Deve-se sinalar, a princípio, que a incompetência do estado no que fere o direito do saneamento básico, em diversas regiões brasileiras, é um desastre, sendo mostrado pelo mau tratamento da água, falta de canalização e o seu despejo impertinente, como em rios e próximo a casas. em virtude disso, o uso de sua forma não potável gera, sobretudo, estragos ao organismo, ocasionando problemas como a amebíase, tendo como agente etiológico um protozoário que causa complicações ao trato intestinal.
Vale ressaltar, que o uso desmesurado da água é um dificultador, sobretudo, no setor agrário no brasil e no âmbito fabril em grande parte do mundo.
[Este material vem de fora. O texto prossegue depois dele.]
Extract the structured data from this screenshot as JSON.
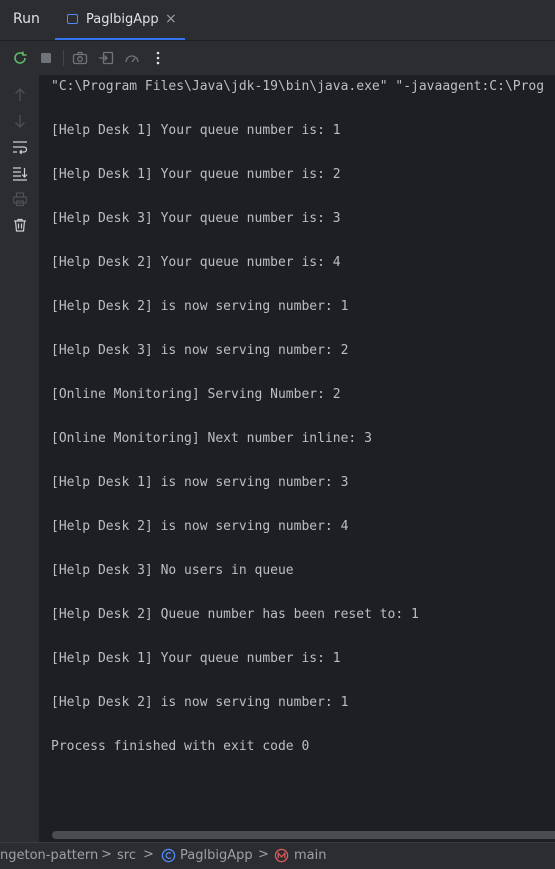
{
  "tool_window": {
    "title": "Run"
  },
  "tab": {
    "title": "PaglbigApp",
    "close": "×"
  },
  "console": {
    "lines": [
      "\"C:\\Program Files\\Java\\jdk-19\\bin\\java.exe\" \"-javaagent:C:\\Prog",
      "[Help Desk 1] Your queue number is: 1",
      "[Help Desk 1] Your queue number is: 2",
      "[Help Desk 3] Your queue number is: 3",
      "[Help Desk 2] Your queue number is: 4",
      "[Help Desk 2] is now serving number: 1",
      "[Help Desk 3] is now serving number: 2",
      "[Online Monitoring] Serving Number: 2",
      "[Online Monitoring] Next number inline: 3",
      "[Help Desk 1] is now serving number: 3",
      "[Help Desk 2] is now serving number: 4",
      "[Help Desk 3] No users in queue",
      "[Help Desk 2] Queue number has been reset to: 1",
      "[Help Desk 1] Your queue number is: 1",
      "[Help Desk 2] is now serving number: 1",
      "Process finished with exit code 0"
    ]
  },
  "breadcrumb": {
    "project": "ngeton-pattern",
    "folder": "src",
    "class": "PaglbigApp",
    "method": "main",
    "separator": ">"
  },
  "icons": {
    "toolbar": [
      "rerun-icon",
      "stop-icon",
      "camera-icon",
      "exit-icon",
      "gauge-icon",
      "more-icon"
    ],
    "sidebar": [
      "arrow-up-icon",
      "arrow-down-icon",
      "soft-wrap-icon",
      "scroll-to-end-icon",
      "print-icon",
      "trash-icon"
    ]
  },
  "colors": {
    "accent": "#3574f0",
    "background": "#1e1f22",
    "panel": "#2b2d30",
    "text": "#bcbec4"
  }
}
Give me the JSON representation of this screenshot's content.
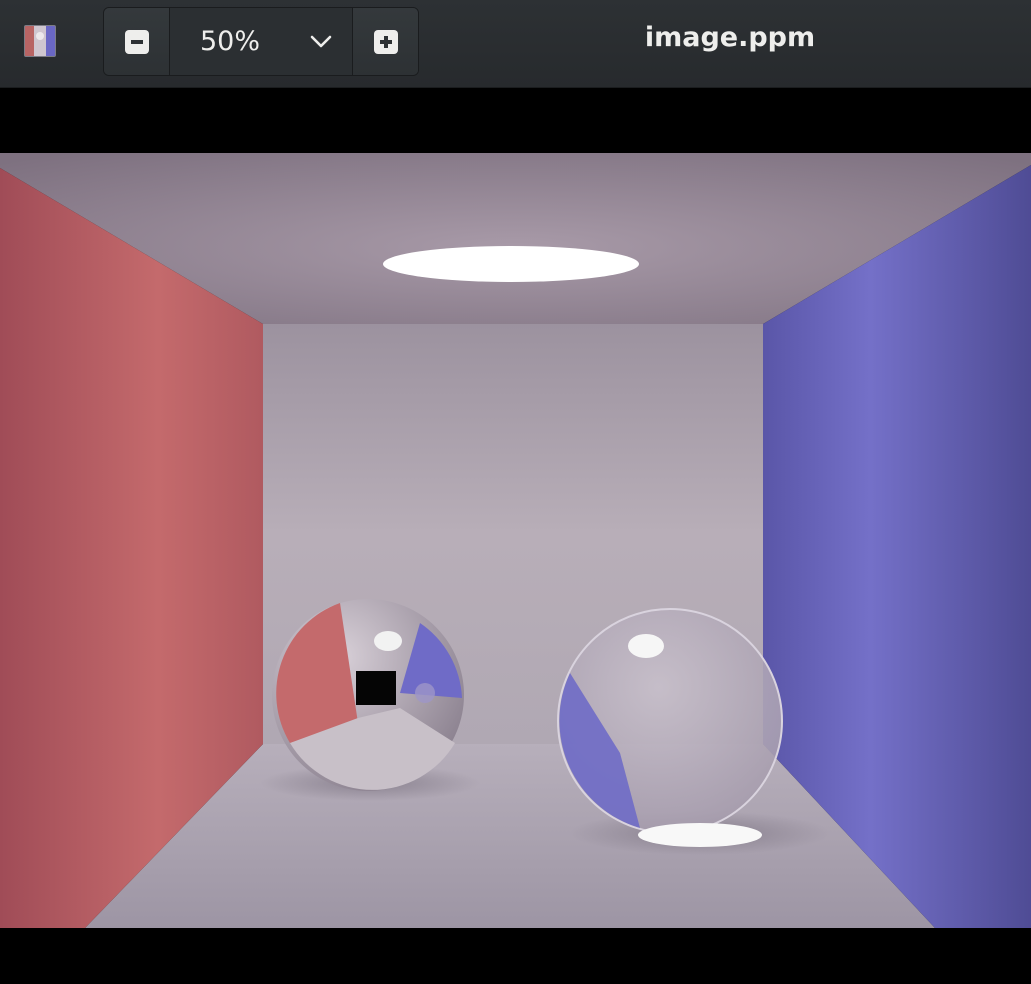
{
  "window": {
    "title": "image.ppm"
  },
  "toolbar": {
    "app_icon": "image-viewer-app-icon",
    "zoom_out_icon": "zoom-out-icon",
    "zoom_in_icon": "zoom-in-icon",
    "zoom_dropdown_icon": "chevron-down-icon",
    "zoom_value": "50%"
  },
  "image": {
    "scene": "cornell-box-render",
    "colors": {
      "left_wall": "#c46a6c",
      "right_wall": "#6f6bc7",
      "back_wall": "#b4aab4",
      "floor": "#b7afbb",
      "light": "#ffffff"
    }
  }
}
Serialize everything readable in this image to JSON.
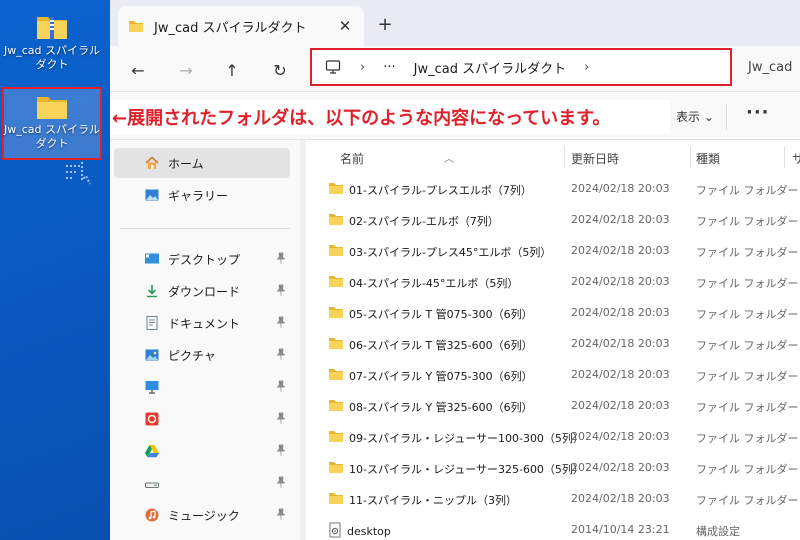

Da mesma maneira, isso assenta-se no conceito de “água virtual”, que é a quantidade em litros contida na concepção de um item, no qual, segundo dados do Portal G1 na internet, 14.500 litros são gastos no processo de 1 kg de carne de boi, o que é um desperdício diante da quantidade de carne consumida em todos os dias. Contudo, em regiões com intensa escassez o desenvolvimento econômico e social é prejudicado, pois, toda quantidade obtida, por poços artificiais, ou quando há chuva, nas regiões secas, é utilizado para subsistência.
É notório, então, que a falta de água em certos locais e abundância dessa noutros, somado ao uso errado, atenua as desigualdades sociais. logo, é aconselhável que seja executado uma conferência instituída pela ONU (Organização das Nações Unidas), reunindo países com impasses nesse âmbito, como o brasil, estados unidos, canadá, china e seja feita uma análise de medidas especificas em cada um conforme sua necessidade, com o firmamento no comprometimento de amenizar o desperdício de água e a garantia ao saneamento básico. Portanto, que ocorra de forma análoga ao Protocolo de Kyoto, no qual nações se comprometeram a recapitular as emissões de poluentes, paulatinamente.